Demand for natural gas is expected to increase next winter and production is expected to decline, causing upward pressure on prices and resulting in Henry Hub spot prices averaging $3.08/MMBtu in 2021, according to the Energy Information Administration (EIA).
Henry Hub prices this year, on the other hand, are expected to average just $2.04/MMBtu, according to EIA’s latest Short-Term Energy Outlook (STEO), which was released Tuesday.
EIA’s 2020 price forecast is down a dime from the previous STEO, while the 2021 price forecast is up 19 cents.
“EIA forecasts that relatively low natural gas demand will keep spot prices lower than $2/MMBtu through August,” the agency said. “However, EIA expects prices will generally rise through the end of 2021. EIA expects that natural gas price increases will be sharpest this fall and winter when they rise from an average of $2.06/MMBtu in September to $3.08/MMBtu in January.”

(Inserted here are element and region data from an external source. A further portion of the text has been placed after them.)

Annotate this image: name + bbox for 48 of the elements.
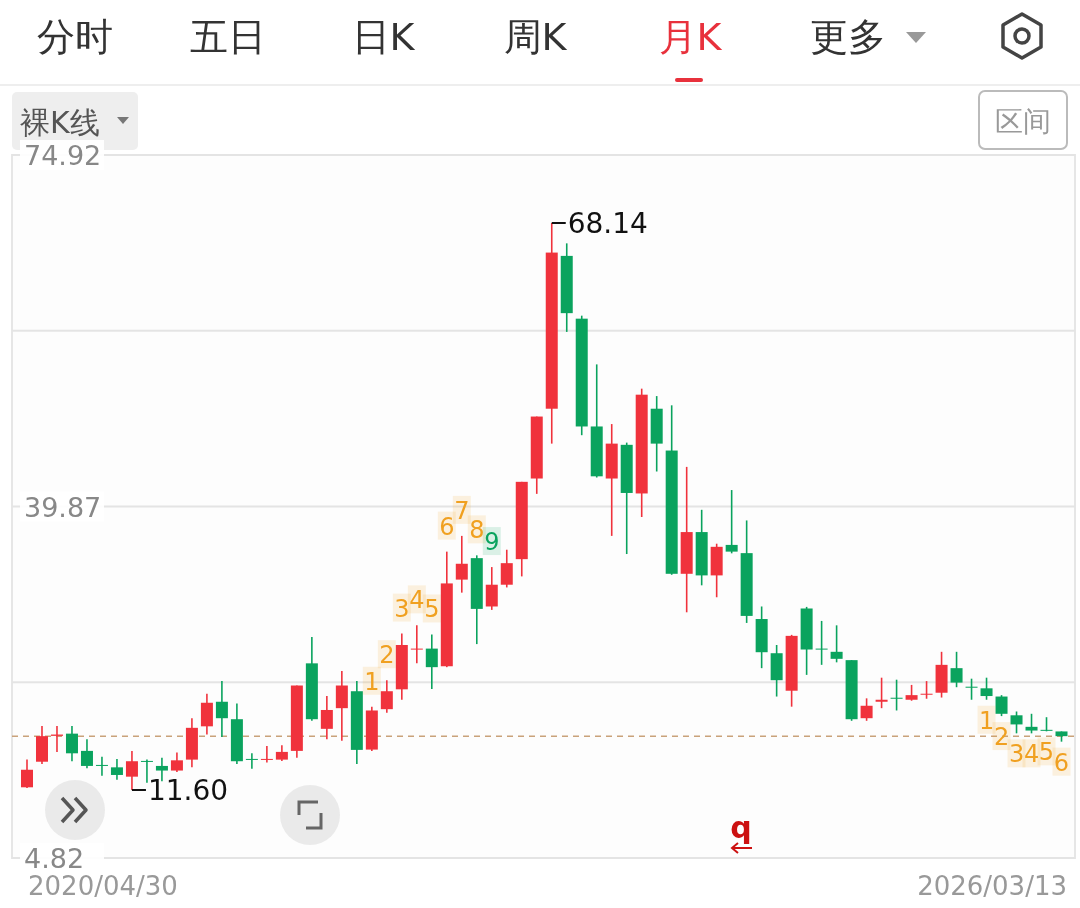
text: 月K	[658, 15, 723, 59]
candlestick	[995, 694, 1008, 717]
text: 裸K线	[20, 105, 100, 140]
candlestick	[950, 651, 963, 689]
text: 2026/03/13	[917, 871, 1067, 901]
candlestick	[110, 758, 123, 781]
candlestick	[200, 692, 213, 736]
text: 2020/04/30	[28, 871, 178, 901]
candlestick	[21, 758, 33, 789]
candlestick	[320, 695, 333, 741]
candlestick	[140, 758, 153, 784]
text: 日K	[351, 15, 416, 59]
annotation: 11.60	[147, 774, 229, 808]
candlestick	[245, 752, 258, 770]
text: 分时	[37, 15, 113, 59]
candlestick	[725, 489, 738, 555]
candlestick	[260, 745, 273, 764]
candlestick	[380, 679, 393, 714]
y-tick-label: 74.92	[24, 140, 102, 171]
candlestick	[500, 548, 513, 589]
candlestick	[1025, 712, 1038, 735]
candlestick	[425, 633, 438, 690]
candlestick	[95, 755, 108, 777]
candlestick	[875, 676, 888, 709]
text: 区间	[995, 105, 1051, 138]
candlestick	[965, 677, 978, 701]
y-tick-label: 4.82	[24, 843, 85, 874]
candlestick	[80, 738, 93, 770]
candlestick	[815, 620, 828, 666]
annotation: 68.14	[567, 206, 648, 240]
annotation: q	[730, 810, 752, 845]
candlestick	[890, 678, 903, 712]
candlestick	[215, 680, 228, 738]
y-tick-label: 39.87	[24, 491, 102, 523]
candlestick	[860, 697, 873, 722]
text: 更多	[810, 15, 886, 59]
candlestick	[170, 751, 183, 773]
candlestick	[65, 725, 78, 763]
candlestick	[485, 566, 498, 611]
candlestick	[830, 624, 843, 664]
candlestick	[980, 676, 993, 701]
candlestick	[125, 750, 138, 791]
candlestick	[1010, 710, 1023, 735]
candlestick	[410, 624, 423, 665]
text: 周K	[503, 15, 568, 59]
candlestick	[455, 535, 468, 594]
text: 五日	[190, 15, 266, 59]
candlestick	[335, 670, 348, 742]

Rising demand heading into winter, combined with expected production declines, will give prices a boost despite EIA’s forecast of record end-of-October storage levels, according to the STEO. Last week, EIA reported an injection of 102 Bcf in natural gas storage for the week ending May 29, bringing total Lower 48 inventories to 2,714 Bcf, significantly higher than the year-ago total of 1,952 Bcf and the five-year average of 2,292 Bcf.
In May, the Henry Hub spot price averaged $1.75/MMBtu, and EIA expects relatively low demand will keep spot prices below $2/MMBtu through August before they begin edging higher through the end of 2021. The front-month natural gas futures contract for July delivery at the Henry Hub settled at around $1.77 on June 9, down 12 cents compared with May 1, EIA said.
Total U.S. consumption will average 81.9 Bcf/d in 2020, down 3.6% from 2019, according to EIA estimates. “The decline primarily reflects less consumption in the industrial sector, which EIA forecasts will average 21.0 Bcf/d in 2020, down 8.7% from 2019 as a result of reduced manufacturing activity.”
At the same time, dry gas production, which reached a record high 92.2 Bcf/d last year, is forecast to average 89.7 Bcf/d this year, with monthly production falling from 96.2 Bcf/d in November 2019 to 83.6 Bcf/d in March 2021.
“Natural gas production declines the most in the Appalachian and Permian regions,” EIA said. “In the Appalachian region, low natural gas prices are discouraging producers from engaging in natural gas-directed drilling, and in the Permian region, low crude oil prices reduce associated natural gas output from oil-directed wells.”
In 2021, EIA also forecast production of dry natural gas in the United States will average 85.4 Bcf/d in 2021, with production beginning to increase in 2Q2021 in response to higher prices.
EIA expects that U.S. liquefied natural gas exports will decline through the end of summer as a result of reduced global demand, averaging 5.6 Bcf/d in 2Q2020 and 3.7 Bcf/d in 3Q2020.